From “Biography of the Mack Families as Compiled by Marguerite Olds Year of 1968”, the accuracy of it has not been verified, though there are some obvious errors at least typographically):
“Adella Mary Terrill was born on May 4, 1875 at Mankato, Blue Earth Reservation, Minnesota. She received her elementary education in Mankato, and went with her sister Sadie to Pueblo, Colorado to help her stepsister Matilda Provost in running her rooming house and dining room. Here she met Harry C. Homes her first husband with whom she lived for many hears in Tonepah, Nevada. Harry Jones was both a writer and a promoter and it was on one of his business trips to New York to obtain financing for a silver mine promotion that Adella met Benjamin DeCasseres which
caused the start of many letters passing between them, and finally caused the divorce of Harry Jones and Adella. It was fourteen years that they sent love letters to each other but did now see one another. Adella was a selfish but loveable woman.In one of her letters to her sister, she said that she had no more love now for her mother than she had when a child. Just a kindly feeling toward her. She said that
her mother had no conception of truth or of beauty of the lofty things that dwell deep with you.
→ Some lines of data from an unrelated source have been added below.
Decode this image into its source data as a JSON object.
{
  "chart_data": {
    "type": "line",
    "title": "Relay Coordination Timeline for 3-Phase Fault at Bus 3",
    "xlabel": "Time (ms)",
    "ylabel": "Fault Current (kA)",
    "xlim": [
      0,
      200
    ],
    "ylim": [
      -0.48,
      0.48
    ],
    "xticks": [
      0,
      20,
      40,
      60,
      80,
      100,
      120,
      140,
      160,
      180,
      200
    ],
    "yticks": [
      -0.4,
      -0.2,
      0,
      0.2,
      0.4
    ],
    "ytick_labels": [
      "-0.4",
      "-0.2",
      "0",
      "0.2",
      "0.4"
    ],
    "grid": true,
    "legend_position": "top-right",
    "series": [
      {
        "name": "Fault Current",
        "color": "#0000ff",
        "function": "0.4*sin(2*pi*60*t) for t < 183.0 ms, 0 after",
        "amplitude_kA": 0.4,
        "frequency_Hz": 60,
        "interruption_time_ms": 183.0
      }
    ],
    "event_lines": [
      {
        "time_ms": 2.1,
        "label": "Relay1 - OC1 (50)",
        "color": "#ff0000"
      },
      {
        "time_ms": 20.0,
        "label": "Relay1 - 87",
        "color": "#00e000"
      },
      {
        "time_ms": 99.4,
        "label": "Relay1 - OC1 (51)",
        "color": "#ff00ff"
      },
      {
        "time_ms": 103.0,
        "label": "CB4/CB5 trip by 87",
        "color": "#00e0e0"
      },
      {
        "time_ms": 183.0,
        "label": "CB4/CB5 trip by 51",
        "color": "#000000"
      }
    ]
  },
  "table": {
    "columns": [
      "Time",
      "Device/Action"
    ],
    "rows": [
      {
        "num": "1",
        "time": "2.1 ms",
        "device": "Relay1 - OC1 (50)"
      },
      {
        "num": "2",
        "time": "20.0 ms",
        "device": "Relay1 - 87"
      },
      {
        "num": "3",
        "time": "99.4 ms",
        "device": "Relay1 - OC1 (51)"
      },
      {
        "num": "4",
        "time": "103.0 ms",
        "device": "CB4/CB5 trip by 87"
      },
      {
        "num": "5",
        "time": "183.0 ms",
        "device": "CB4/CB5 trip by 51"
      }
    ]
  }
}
This letter was written in 1906. She was left alone much of the time during her marriage with Harry Jones, and she vented some of her feelings in her letters to Benjamin DeCasseres. Mr. Jones finally gave her up in 1919, when Adella received her divorce from him. She made life miserable for Harry, as she was so in love Benjamin. In one of her letters from Harry before the divorce, he spoke of being very sad, but if she really wanted a divorce he would give her permission to get it, which
she did immediately.She married Benjamin DeCasseres, who was born on April 3, 1873 at Philadelphia, Pennsylvania. He was educated in the public schools there. He left school at the age of thirteen to work on the Philadelphia newspapers. He became a poet, and author, a columnist, and an editorial writer for the Mirror in the years between 1892 and 1899, when he went to New York to work for the New York Sun, and four years
later with the Herald. He contributed to the Cosmopolitan, Metropolitan, Life, Judge, American, Mercury, and many others. He became a noted dramatic critic and his writings appeared in Arts and Decorations and the Motion Picture Herald and
Screenland. He also was on the editorial staff from 1919 to 1923 of Famous Player, Loskey, and Universal Pictures. He died on September 7, 1945, and Adelle (Bio, the nickname that Benjamin gave her) died in 1964 in Tucson, Arizona, where had moved to at the death of her husband. Adelle willed all of her personal and household affects to the Rockton Township Historical Society to be used to the best of their advantage. As far as we know, Adelle had no children by either of her husbands.”